La technique la plus fréquemment utilisée est la gravure par incision assez profonde (probablement amorcée par piquetage), car dans les conditions subtropicales de l’ile il n’y a pas eu formation de patine sur les roches utilisées comme support. La conséquence en est une moins bonne lisibilité : c’est en éclairage rasant que l’on peut le mieux voir les figures gravées.

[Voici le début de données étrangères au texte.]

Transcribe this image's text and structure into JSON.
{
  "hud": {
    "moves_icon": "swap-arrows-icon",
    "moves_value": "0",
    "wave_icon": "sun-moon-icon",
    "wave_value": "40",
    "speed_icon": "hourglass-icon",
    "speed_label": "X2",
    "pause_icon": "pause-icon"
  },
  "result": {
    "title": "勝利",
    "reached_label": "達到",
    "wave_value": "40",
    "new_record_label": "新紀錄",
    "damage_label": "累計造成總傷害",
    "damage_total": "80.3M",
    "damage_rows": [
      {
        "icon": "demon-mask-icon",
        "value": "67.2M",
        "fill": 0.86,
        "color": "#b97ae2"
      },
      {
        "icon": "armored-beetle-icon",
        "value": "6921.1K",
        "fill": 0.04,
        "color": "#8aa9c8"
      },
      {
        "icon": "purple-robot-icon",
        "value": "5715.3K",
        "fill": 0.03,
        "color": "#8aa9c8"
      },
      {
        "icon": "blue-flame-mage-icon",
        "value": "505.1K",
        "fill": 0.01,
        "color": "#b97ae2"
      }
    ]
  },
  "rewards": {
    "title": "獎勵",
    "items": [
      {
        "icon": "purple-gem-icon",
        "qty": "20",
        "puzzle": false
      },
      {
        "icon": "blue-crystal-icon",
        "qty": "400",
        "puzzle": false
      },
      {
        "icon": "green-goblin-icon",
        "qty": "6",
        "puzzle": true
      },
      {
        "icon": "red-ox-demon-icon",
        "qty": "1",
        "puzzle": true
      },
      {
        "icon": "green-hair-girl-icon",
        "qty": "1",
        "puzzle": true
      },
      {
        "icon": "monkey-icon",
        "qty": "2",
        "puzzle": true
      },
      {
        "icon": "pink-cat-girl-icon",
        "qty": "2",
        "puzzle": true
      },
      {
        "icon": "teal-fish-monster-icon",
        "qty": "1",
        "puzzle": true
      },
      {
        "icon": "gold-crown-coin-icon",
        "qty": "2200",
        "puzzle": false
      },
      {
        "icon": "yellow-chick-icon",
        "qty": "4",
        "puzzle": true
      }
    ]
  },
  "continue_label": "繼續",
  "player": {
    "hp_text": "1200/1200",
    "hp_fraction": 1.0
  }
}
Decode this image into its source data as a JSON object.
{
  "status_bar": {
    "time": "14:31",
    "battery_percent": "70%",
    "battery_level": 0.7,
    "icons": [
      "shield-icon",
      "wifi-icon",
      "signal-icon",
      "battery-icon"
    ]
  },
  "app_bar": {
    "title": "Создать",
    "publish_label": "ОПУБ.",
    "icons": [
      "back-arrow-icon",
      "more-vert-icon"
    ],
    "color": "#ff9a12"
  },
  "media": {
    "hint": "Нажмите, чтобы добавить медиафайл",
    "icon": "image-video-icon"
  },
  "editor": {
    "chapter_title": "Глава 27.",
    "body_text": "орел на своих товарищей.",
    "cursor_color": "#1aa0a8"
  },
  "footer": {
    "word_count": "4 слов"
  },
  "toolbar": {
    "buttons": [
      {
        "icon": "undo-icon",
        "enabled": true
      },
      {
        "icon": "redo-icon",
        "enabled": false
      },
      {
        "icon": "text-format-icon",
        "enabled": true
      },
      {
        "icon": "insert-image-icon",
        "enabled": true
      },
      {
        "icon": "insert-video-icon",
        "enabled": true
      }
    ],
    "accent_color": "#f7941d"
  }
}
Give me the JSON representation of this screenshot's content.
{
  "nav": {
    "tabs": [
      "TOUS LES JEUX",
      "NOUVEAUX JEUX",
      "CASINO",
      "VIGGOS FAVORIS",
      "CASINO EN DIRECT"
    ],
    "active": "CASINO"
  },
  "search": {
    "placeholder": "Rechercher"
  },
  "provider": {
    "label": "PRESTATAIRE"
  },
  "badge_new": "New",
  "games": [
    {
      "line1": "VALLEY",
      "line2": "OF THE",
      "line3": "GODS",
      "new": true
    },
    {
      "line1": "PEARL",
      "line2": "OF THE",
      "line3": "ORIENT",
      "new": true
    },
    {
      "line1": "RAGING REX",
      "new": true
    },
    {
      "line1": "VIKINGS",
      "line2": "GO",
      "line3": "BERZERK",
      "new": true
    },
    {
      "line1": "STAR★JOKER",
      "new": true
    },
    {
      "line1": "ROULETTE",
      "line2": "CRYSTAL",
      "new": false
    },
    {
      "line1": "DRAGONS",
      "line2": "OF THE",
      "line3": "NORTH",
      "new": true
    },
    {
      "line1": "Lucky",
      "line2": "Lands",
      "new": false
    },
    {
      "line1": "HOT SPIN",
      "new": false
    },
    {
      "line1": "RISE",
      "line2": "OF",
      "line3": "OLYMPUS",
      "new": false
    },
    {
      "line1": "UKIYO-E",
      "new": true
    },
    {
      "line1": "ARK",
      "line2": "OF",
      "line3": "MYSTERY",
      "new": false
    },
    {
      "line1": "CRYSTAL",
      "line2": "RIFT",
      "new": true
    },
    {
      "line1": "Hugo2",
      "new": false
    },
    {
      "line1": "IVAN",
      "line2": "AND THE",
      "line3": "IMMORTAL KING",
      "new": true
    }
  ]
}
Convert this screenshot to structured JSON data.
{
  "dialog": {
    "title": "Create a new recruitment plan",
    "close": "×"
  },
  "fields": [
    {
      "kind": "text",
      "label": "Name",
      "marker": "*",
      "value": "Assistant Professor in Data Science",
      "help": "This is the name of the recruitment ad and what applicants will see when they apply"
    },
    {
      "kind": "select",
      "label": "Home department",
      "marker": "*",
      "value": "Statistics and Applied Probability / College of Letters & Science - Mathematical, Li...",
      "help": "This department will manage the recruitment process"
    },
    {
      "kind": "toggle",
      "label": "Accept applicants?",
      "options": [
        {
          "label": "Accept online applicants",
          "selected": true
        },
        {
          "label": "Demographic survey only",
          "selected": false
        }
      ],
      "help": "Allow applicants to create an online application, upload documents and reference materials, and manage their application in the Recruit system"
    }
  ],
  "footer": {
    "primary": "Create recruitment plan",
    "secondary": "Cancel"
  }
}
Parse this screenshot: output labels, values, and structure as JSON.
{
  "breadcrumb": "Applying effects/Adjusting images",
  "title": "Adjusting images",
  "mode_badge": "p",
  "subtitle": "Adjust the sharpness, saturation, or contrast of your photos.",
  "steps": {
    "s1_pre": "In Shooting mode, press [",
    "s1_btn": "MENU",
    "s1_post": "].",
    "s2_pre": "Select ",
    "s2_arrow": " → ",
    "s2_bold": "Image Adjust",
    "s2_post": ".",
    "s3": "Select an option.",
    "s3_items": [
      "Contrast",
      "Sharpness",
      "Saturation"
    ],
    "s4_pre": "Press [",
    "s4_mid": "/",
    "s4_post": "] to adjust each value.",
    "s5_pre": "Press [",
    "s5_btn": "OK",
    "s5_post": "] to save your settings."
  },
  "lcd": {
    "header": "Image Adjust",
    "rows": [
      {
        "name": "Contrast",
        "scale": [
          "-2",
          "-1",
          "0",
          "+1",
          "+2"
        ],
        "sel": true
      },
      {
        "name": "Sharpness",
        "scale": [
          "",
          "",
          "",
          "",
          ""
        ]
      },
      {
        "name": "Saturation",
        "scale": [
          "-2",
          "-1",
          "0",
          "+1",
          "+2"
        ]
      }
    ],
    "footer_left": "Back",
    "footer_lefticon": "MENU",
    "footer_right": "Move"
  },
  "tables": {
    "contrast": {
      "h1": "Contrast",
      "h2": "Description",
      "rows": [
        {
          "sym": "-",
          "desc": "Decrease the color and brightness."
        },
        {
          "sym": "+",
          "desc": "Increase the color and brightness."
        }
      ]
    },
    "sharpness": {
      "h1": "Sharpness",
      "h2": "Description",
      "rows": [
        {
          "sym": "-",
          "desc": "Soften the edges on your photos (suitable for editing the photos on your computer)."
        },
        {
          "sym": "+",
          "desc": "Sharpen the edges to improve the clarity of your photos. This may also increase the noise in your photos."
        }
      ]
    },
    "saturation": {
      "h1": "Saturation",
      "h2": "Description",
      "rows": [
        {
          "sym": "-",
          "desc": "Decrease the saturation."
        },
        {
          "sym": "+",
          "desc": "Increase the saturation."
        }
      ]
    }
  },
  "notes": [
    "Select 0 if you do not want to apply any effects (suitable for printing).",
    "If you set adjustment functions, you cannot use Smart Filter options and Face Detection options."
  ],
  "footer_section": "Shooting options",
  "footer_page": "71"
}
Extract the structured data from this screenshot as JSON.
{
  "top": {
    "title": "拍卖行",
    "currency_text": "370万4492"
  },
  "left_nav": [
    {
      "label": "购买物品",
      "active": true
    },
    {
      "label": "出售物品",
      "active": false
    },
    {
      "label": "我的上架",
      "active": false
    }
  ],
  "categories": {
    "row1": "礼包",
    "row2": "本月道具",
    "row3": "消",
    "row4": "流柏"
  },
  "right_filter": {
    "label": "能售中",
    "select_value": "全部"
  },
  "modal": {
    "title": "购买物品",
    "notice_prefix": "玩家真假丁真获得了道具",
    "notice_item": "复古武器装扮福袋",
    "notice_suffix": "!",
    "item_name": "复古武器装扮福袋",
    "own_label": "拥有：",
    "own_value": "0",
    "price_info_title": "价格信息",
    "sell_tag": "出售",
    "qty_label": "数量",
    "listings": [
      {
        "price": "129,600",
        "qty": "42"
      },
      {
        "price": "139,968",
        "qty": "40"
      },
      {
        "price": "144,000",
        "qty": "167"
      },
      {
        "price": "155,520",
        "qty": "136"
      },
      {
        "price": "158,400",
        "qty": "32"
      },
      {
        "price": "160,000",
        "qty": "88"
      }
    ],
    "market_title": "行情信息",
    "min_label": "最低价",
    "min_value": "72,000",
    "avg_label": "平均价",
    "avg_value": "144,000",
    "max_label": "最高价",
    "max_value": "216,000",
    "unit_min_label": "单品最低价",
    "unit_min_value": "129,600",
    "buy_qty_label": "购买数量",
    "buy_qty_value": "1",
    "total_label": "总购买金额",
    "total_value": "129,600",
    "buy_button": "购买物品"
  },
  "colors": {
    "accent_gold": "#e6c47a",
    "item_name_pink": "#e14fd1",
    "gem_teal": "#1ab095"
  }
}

A la différence de la situation des pétroglyphes de l’Amérique du nord, on dispose pour la Caraïbe d’un document fondamental qui nous éclaire sur le sens des représentations réalisées. Il s’agit de la relation du moine Ramon Pane réalisée à la demande de Colomb en 1493 sur l’ile d’Hispaniola, concernant la religion des indigènes rencontrés et du lien qu’ils entretenaient avec les grottes peintes. Ses remarques nous imposent une attention particulière au site : les roches gravées sont des œuvres « in situ » qui dialoguent avec le paysage et les éléments qui le constitue, grotte, source, végétation, etc.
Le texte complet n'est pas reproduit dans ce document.